Since then, the Republican-controlled Senate has confirmed President Donald Trump’s two nominees, Neil Gorsuch in 2017 and Brett Kavanaugh on Oct. 6, to the Supreme Court.
McConnell noted the Senate also confirmed 29 federal appeals judges that Trump has nominated, a record for an administration in its first two years.
Moreover, he Senate majority leader raid, they are judges who understand that the role of jurists is to rule based on the law and the Constitution, rather than on their personal opinions—a departure from Obama’s preference for judges to have “empathy.”
“The kind of people President Trump is sending, and we’ve been confirming, are people who understand what the role of a judge is,” McConnell said.
He later added: “The closest thing to permanency we can achieve is putting the right kind of men and women on the courts.”
The Republican leader discussed the Kavanaugh confirmation fight, insisting that GOP senators stood up for the presumption of innocence and against the mob trying to intimidate members of the Senate.
In the 11th hour of the confirmation fight, Democrats introduced allegations by Christine Blasey Ford, who claimed a drunken Kavanaugh sexually assaulted her in the early 1980s when both were teenagers.
Sen.

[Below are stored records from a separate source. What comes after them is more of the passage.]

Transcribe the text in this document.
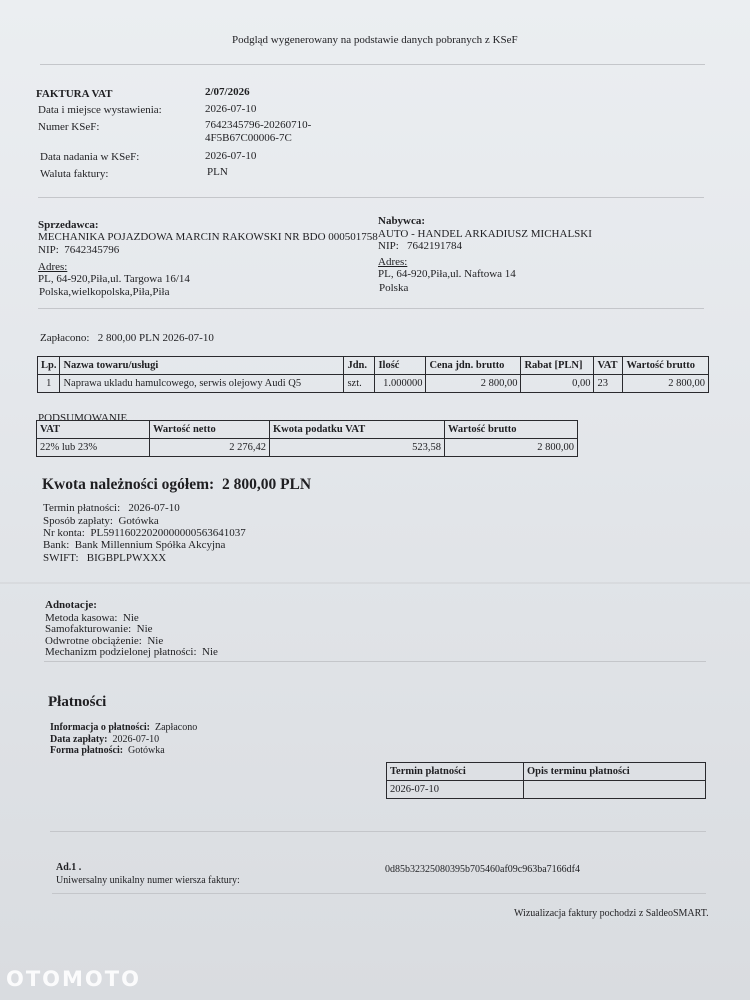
Podgląd wygenerowany na podstawie danych pobranych z KSeF
FAKTURA VAT	2/07/2026
Data i miejsce wystawienia:	2026-07-10
Numer KSeF:	7642345796-20260710-
4F5B67C00006-7C
Data nadania w KSeF:	2026-07-10
Waluta faktury:	PLN
Sprzedawca:
MECHANIKA POJAZDOWA MARCIN RAKOWSKI NR BDO 000501758
NIP: 7642345796
Adres:
PL, 64-920,Piła,ul. Targowa 16/14
Polska,wielkopolska,Piła,Piła
Nabywca:
AUTO - HANDEL ARKADIUSZ MICHALSKI
NIP: 7642191784
Adres:
PL, 64-920,Piła,ul. Naftowa 14
Polska
Zapłacono: 2 800,00 PLN 2026-07-10
Lp.	Nazwa towaru/usługi	Jdn.	Ilość	Cena jdn. brutto	Rabat [PLN]	VAT	Wartość brutto
1	Naprawa ukladu hamulcowego, serwis olejowy Audi Q5	szt.	1.000000	2 800,00	0,00	23	2 800,00
PODSUMOWANIE
VAT	Wartość netto	Kwota podatku VAT	Wartość brutto
22% lub 23%	2 276,42	523,58	2 800,00
Kwota należności ogółem: 2 800,00 PLN
Termin płatności: 2026-07-10
Sposób zapłaty: Gotówka
Nr konta: PL59116022020000000563641037
Bank: Bank Millennium Spółka Akcyjna
SWIFT: BIGBPLPWXXX
Adnotacje:
Metoda kasowa: Nie
Samofakturowanie: Nie
Odwrotne obciążenie: Nie
Mechanizm podzielonej płatności: Nie
Płatności
Informacja o płatności: Zapłacono
Data zapłaty: 2026-07-10
Forma płatności: Gotówka
Termin płatności	Opis terminu płatności
2026-07-10	
Ad.1 .
Uniwersalny unikalny numer wiersza faktury:
0d85b32325080395b705460af09c963ba7166df4
Wizualizacja faktury pochodzi z SaldeoSMART.
OTOMOTO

Lindsey Graham, R-S.C.—viewed by some as a liberal Republican—was on fire at the confirmation hearing, denouncing Democrats for what he and other critics called their smear tactics.
“If this was not the bottom, I’d hate to see it,” Graham said at the Heritage event Tuesday night.

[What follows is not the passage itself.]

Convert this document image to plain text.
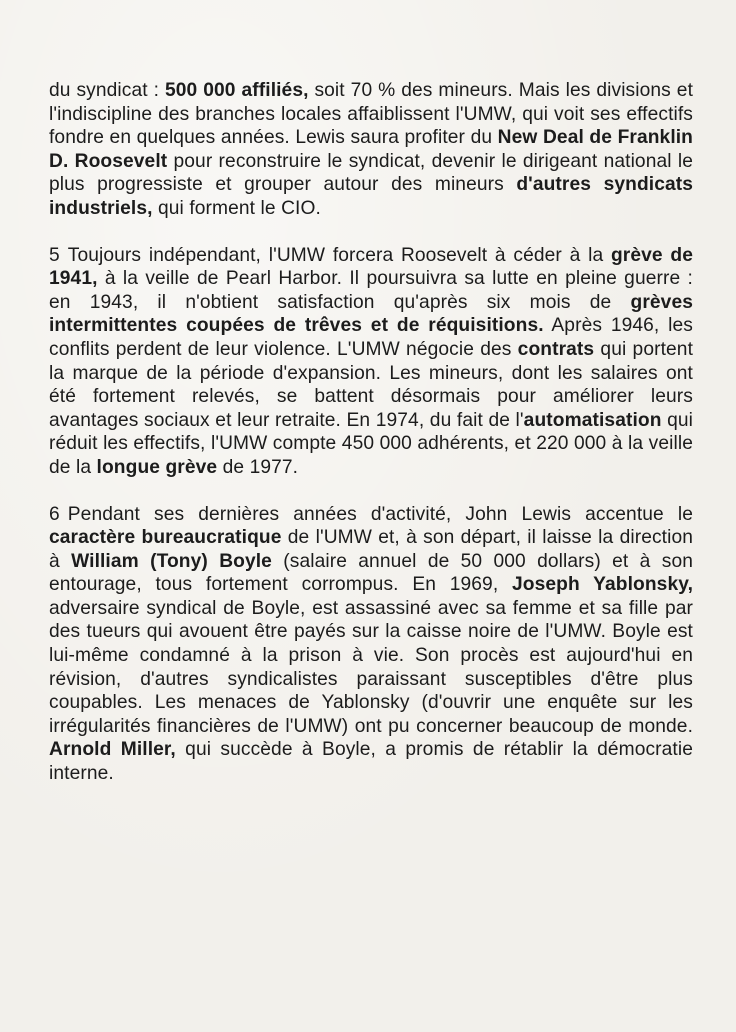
du syndicat : 500 000 affiliés, soit 70 % des mineurs. Mais les divisions et l'indiscipline des branches locales affaiblissent l'UMW, qui voit ses effectifs fondre en quelques années. Lewis saura profiter du New Deal de Franklin D. Roosevelt pour reconstruire le syndicat, devenir le dirigeant national le plus progressiste et grouper autour des mineurs d'autres syndicats industriels, qui forment le CIO.

5 Toujours indépendant, l'UMW forcera Roosevelt à céder à la grève de 1941, à la veille de Pearl Harbor. Il poursuivra sa lutte en pleine guerre : en 1943, il n'obtient satisfaction qu'après six mois de grèves intermittentes coupées de trêves et de réquisitions. Après 1946, les conflits perdent de leur violence. L'UMW négocie des contrats qui portent la marque de la période d'expansion. Les mineurs, dont les salaires ont été fortement relevés, se battent désormais pour améliorer leurs avantages sociaux et leur retraite. En 1974, du fait de l'automatisation qui réduit les effectifs, l'UMW compte 450 000 adhérents, et 220 000 à la veille de la longue grève de 1977.

6 Pendant ses dernières années d'activité, John Lewis accentue le caractère bureaucratique de l'UMW et, à son départ, il laisse la direction à William (Tony) Boyle (salaire annuel de 50 000 dollars) et à son entourage, tous fortement corrompus. En 1969, Joseph Yablonsky, adversaire syndical de Boyle, est assassiné avec sa femme et sa fille par des tueurs qui avouent être payés sur la caisse noire de l'UMW. Boyle est lui-même condamné à la prison à vie. Son procès est aujourd'hui en révision, d'autres syndicalistes paraissant susceptibles d'être plus coupables. Les menaces de Yablonsky (d'ouvrir une enquête sur les irrégularités financières de l'UMW) ont pu concerner beaucoup de monde. Arnold Miller, qui succède à Boyle, a promis de rétablir la démocratie interne.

Graham discussed the Kavanaugh confirmation during an interview in front of an audience with John Malcolm, Heritage’s vice president in charge of the think tank’s Meese Center for Legal and Judicial Studies.
He praised a colleague, Sen. Susan Collins, R-Maine, also considered a more liberal Republican, who delivered a strong and persuasive speech on the Senate floor in favor of Kavanaugh.
“Susan Collins rocks,” Graham said, adding: “In the history of the Senate, her speech will be an example of what ‘advise and consent’ is all about.”
Graham presented a scenario of what would happen if a Democratic president nominated someone to the Supreme Court, and Republicans employed the same tactics with the same timing.
The South Carolina Republican said the media would attack the GOP and disregard the accuser. In this case, he said, the media joined Democrats in the smear.
“What we learned is how far in the tank the press is for Democrats,” Graham said.
Regarding Ford’s accusations, he said he believed something happened to her, but he doesn’t believe it was Kavanaugh who did it.
Graham, who unsuccessfully sought the 2016 Republican presidential nomination, said he has come a long way in his opinion of Trump. He said he was heartened by a list of potential Supreme Court nominees compiled by The Heritage Foundation and the Federalist Society, which Trump embraced.
“I saw that list, and I said, ‘OK,’” Graham said, referring to his prior skepticism of Trump. “I was afraid he was going to pick [TV’s] Judge Judy. This is something we can work with.”